Lin Bai
As Duomi grows up, however, she learns to consider
intimacy with other women as abnormal and comes to identify her childhood
same-sex play as shameful. Even though Lin does not explicitly criticize
homophobia as a social construct, her depiction of a protagonist who constrains
her own spontaneous polymorphous desires because of society's prejudices against
homosexuals sets the stage for future critiques of lesbian self-denial.
At one level of meaning, this novel subverts male-dominated society. However,
male critics really welcomed the work, and enthusiastically praised it.
Lin's Reflections
Lin tends to construct her works as a reflection of her world. Narcissism can
be easily sensed in her words. It's a self-appreciation that eliminates a male
perspective.
The Seat on the Verandah shows Lin's views in this regard. The story
is "about strangers in a local place, their revolution, the friendship between a
mistress and her maiden, a mysterious verandah, the scent of tea and lavender,
all of which hide in a red mansion almost invisible in fog and flurry." It
weakens the male characters and focuses on the story of Zhu Liang and Qi Ye.

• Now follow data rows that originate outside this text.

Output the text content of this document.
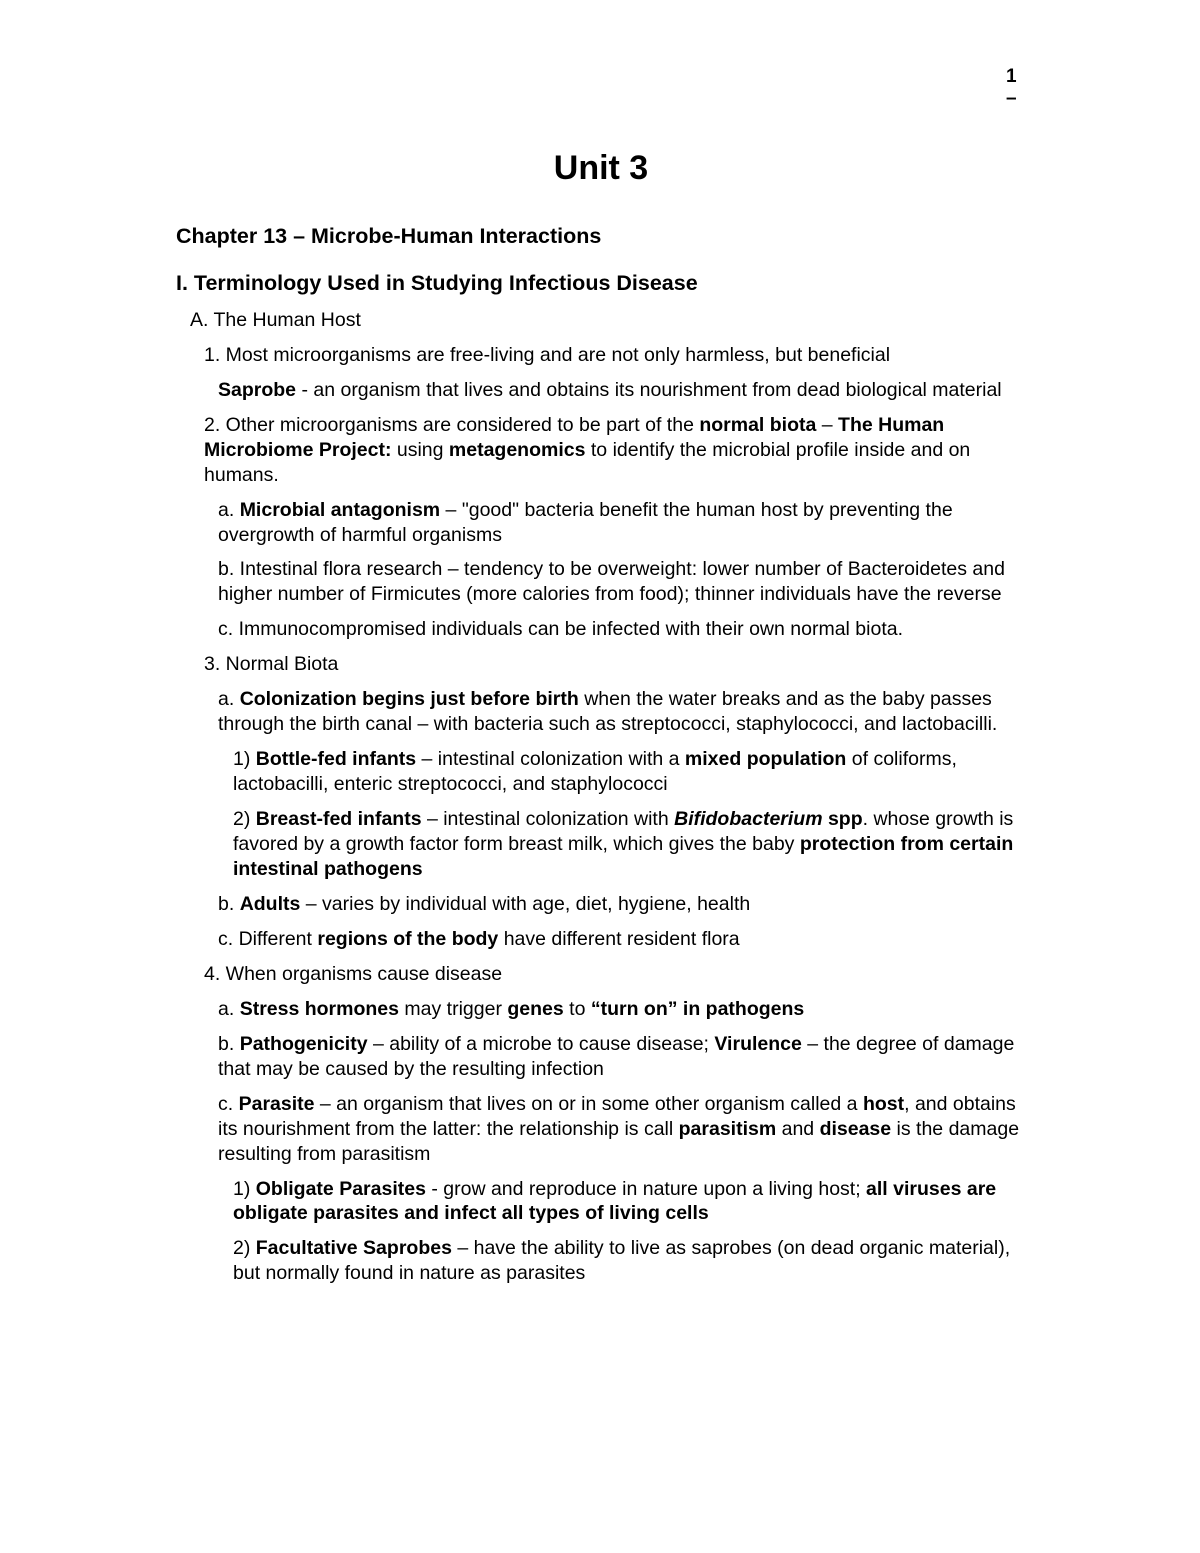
1
–
Unit 3
Chapter 13 – Microbe-Human Interactions
I. Terminology Used in Studying Infectious Disease
A. The Human Host
1. Most microorganisms are free-living and are not only harmless, but beneficial
Saprobe - an organism that lives and obtains its nourishment from dead biological material
2. Other microorganisms are considered to be part of the normal biota – The Human Microbiome Project: using metagenomics to identify the microbial profile inside and on humans.
a. Microbial antagonism – "good" bacteria benefit the human host by preventing the overgrowth of harmful organisms
b. Intestinal flora research – tendency to be overweight: lower number of Bacteroidetes and higher number of Firmicutes (more calories from food); thinner individuals have the reverse
c. Immunocompromised individuals can be infected with their own normal biota.
3. Normal Biota
a. Colonization begins just before birth when the water breaks and as the baby passes through the birth canal – with bacteria such as streptococci, staphylococci, and lactobacilli.
1) Bottle-fed infants – intestinal colonization with a mixed population of coliforms, lactobacilli, enteric streptococci, and staphylococci
2) Breast-fed infants – intestinal colonization with Bifidobacterium spp. whose growth is favored by a growth factor form breast milk, which gives the baby protection from certain intestinal pathogens
b. Adults – varies by individual with age, diet, hygiene, health
c. Different regions of the body have different resident flora
4. When organisms cause disease
a. Stress hormones may trigger genes to “turn on” in pathogens
b. Pathogenicity – ability of a microbe to cause disease; Virulence – the degree of damage that may be caused by the resulting infection
c. Parasite – an organism that lives on or in some other organism called a host, and obtains its nourishment from the latter: the relationship is call parasitism and disease is the damage resulting from parasitism
1) Obligate Parasites - grow and reproduce in nature upon a living host; all viruses are obligate parasites and infect all types of living cells
2) Facultative Saprobes – have the ability to live as saprobes (on dead organic material), but normally found in nature as parasites
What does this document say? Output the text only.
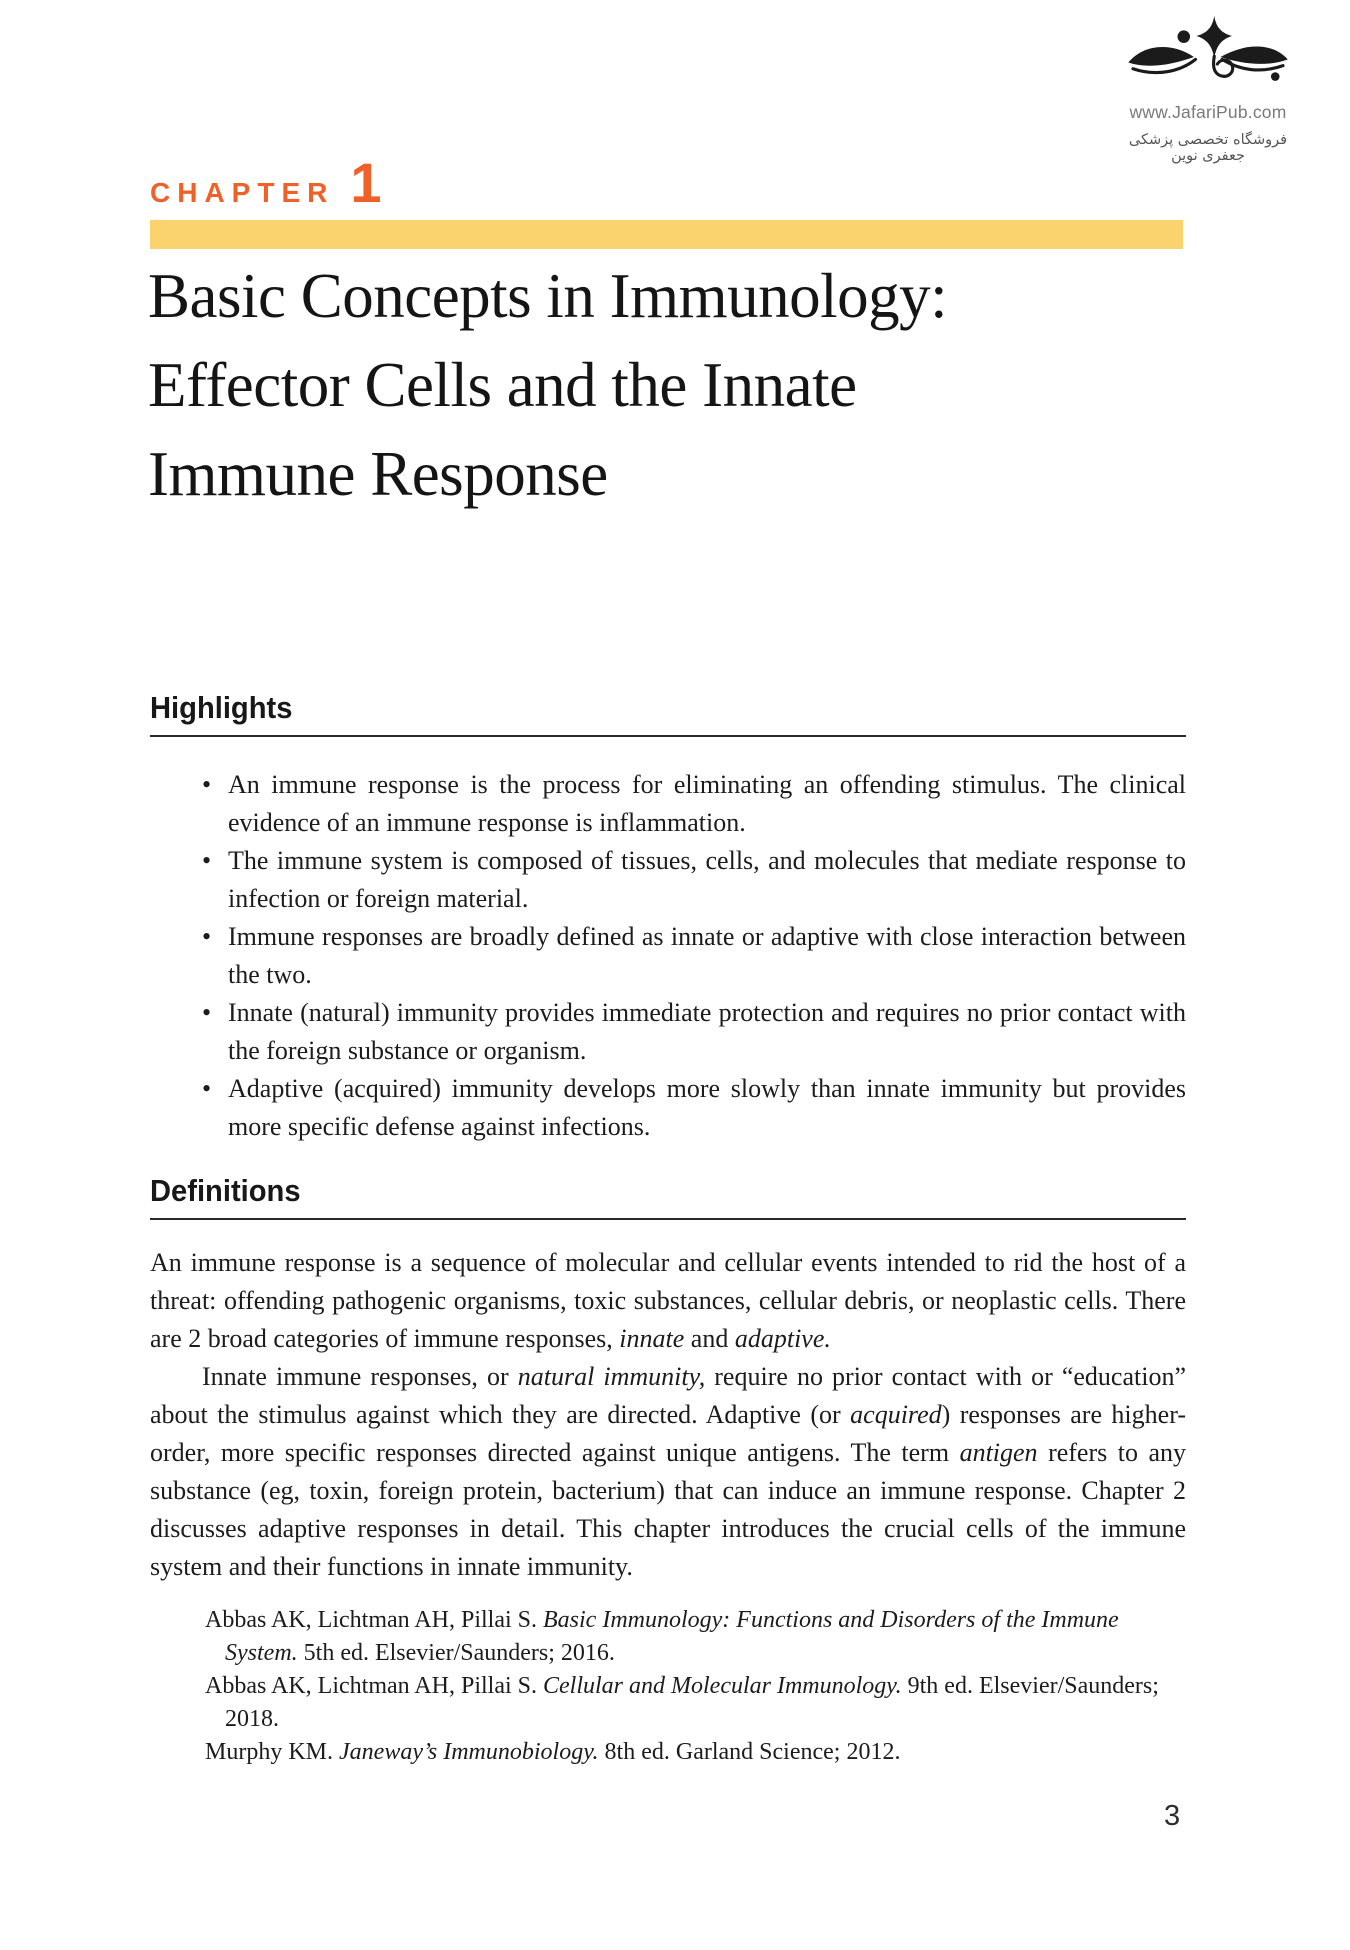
www.JafariPub.com
فروشگاه تخصصی پزشکی جعفری نوین
CHAPTER 1
Basic Concepts in Immunology:
Effector Cells and the Innate
Immune Response
Highlights
• An immune response is the process for eliminating an offending stimulus. The clinical evidence of an immune response is inflammation.
• The immune system is composed of tissues, cells, and molecules that mediate response to infection or foreign material.
• Immune responses are broadly defined as innate or adaptive with close interaction between the two.
• Innate (natural) immunity provides immediate protection and requires no prior contact with the foreign substance or organism.
• Adaptive (acquired) immunity develops more slowly than innate immunity but provides more specific defense against infections.
Definitions

An immune response is a sequence of molecular and cellular events intended to rid the host of a threat: offending pathogenic organisms, toxic substances, cellular debris, or neoplastic cells. There are 2 broad categories of immune responses, innate and adaptive.

Innate immune responses, or natural immunity, require no prior contact with or “education” about the stimulus against which they are directed. Adaptive (or acquired) responses are higher-order, more specific responses directed against unique antigens. The term antigen refers to any substance (eg, toxin, foreign protein, bacterium) that can induce an immune response. Chapter 2 discusses adaptive responses in detail. This chapter introduces the crucial cells of the immune system and their functions in innate immunity.

Abbas AK, Lichtman AH, Pillai S. Basic Immunology: Functions and Disorders of the Immune System. 5th ed. Elsevier/Saunders; 2016.

Abbas AK, Lichtman AH, Pillai S. Cellular and Molecular Immunology. 9th ed. Elsevier/Saunders; 2018.

Murphy KM. Janeway’s Immunobiology. 8th ed. Garland Science; 2012.

3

The story begins with a picture of Zhu Liang, though, it's hard to find a
plot or story in the novel, or a man depicted. All that can be deduced is the
virtual happenings between the two women. They consider each other as a person
with secret connections.
In the story, by appreciating the beauty of a woman in another woman's eyes,
Lin excludes the impacts of man, and reveals the real beauty a woman exudes.

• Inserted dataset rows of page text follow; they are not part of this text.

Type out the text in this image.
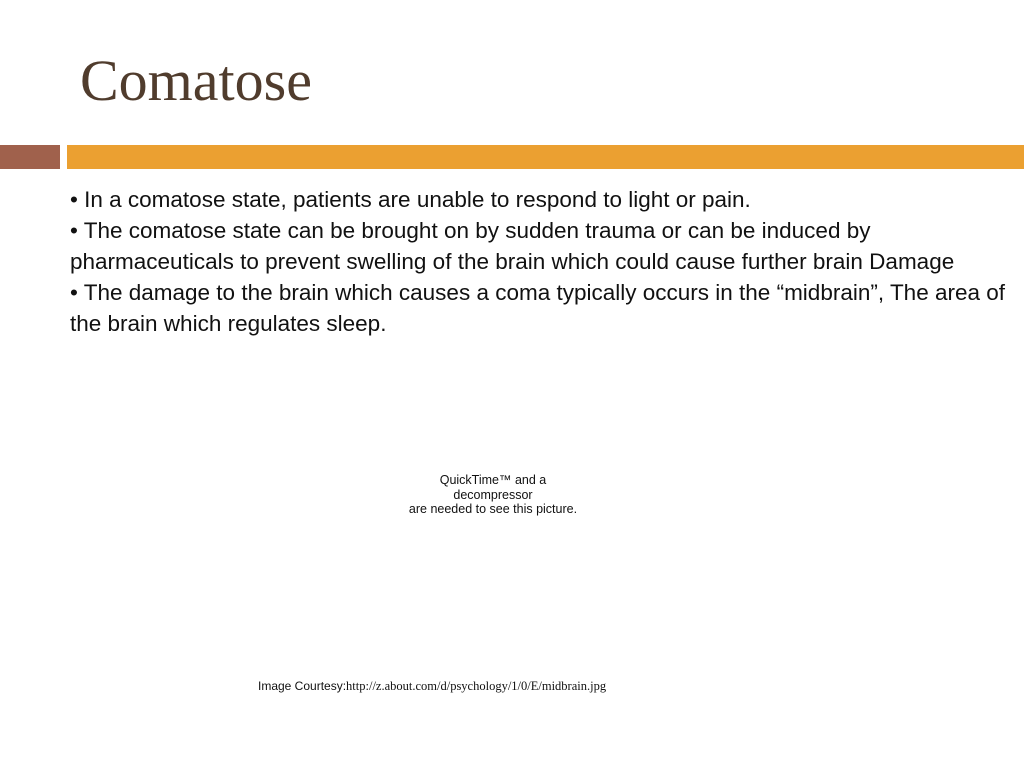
Comatose
• In a comatose state, patients are unable to respond to light or pain.
• The comatose state can be brought on by sudden trauma or can be induced by pharmaceuticals to prevent swelling of the brain which could cause further brain Damage
• The damage to the brain which causes a coma typically occurs in the “midbrain”, The area of the brain which regulates sleep.
QuickTime™ and a
decompressor
are needed to see this picture.
Image Courtesy:http://z.about.com/d/psychology/1/0/E/midbrain.jpg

Some critics think that, within her soul, Lin is a poet. She is not an expert
in writing intriguing stories or logic. The highlights of her novels are always
those patches of narration featuring female beauty.
Excerpt
I once saw a photograph of Zhu Liang
in her youth. She had posed sitting. The sharp contrasts in the black-and-white
picture gave the image a strong three-dimensional effect. The woman in the
picture was wearing a full-length cheongsam slit to the thigh, a style popular
in Shanghai in the 1940s. Her body was supple and curvaceous, and her face
radiated beauty. This beautiful glow, like an eternal aura, enveloped Zhu Liang
throughout her youth. Her gaze in this photograph fixed itself on me across half
a century.
The two-inch-by-two-inch photograph was set in an elephant-bone frame of a
clean and simple design. The new frame set off the old yellow photograph. This
frame did not belong to her, its owner said. Her voice was filled with deep
nostalgia, like that of a doddering man remembering an undying love from his
youth so beautiful and tragic he has never been able to forget it.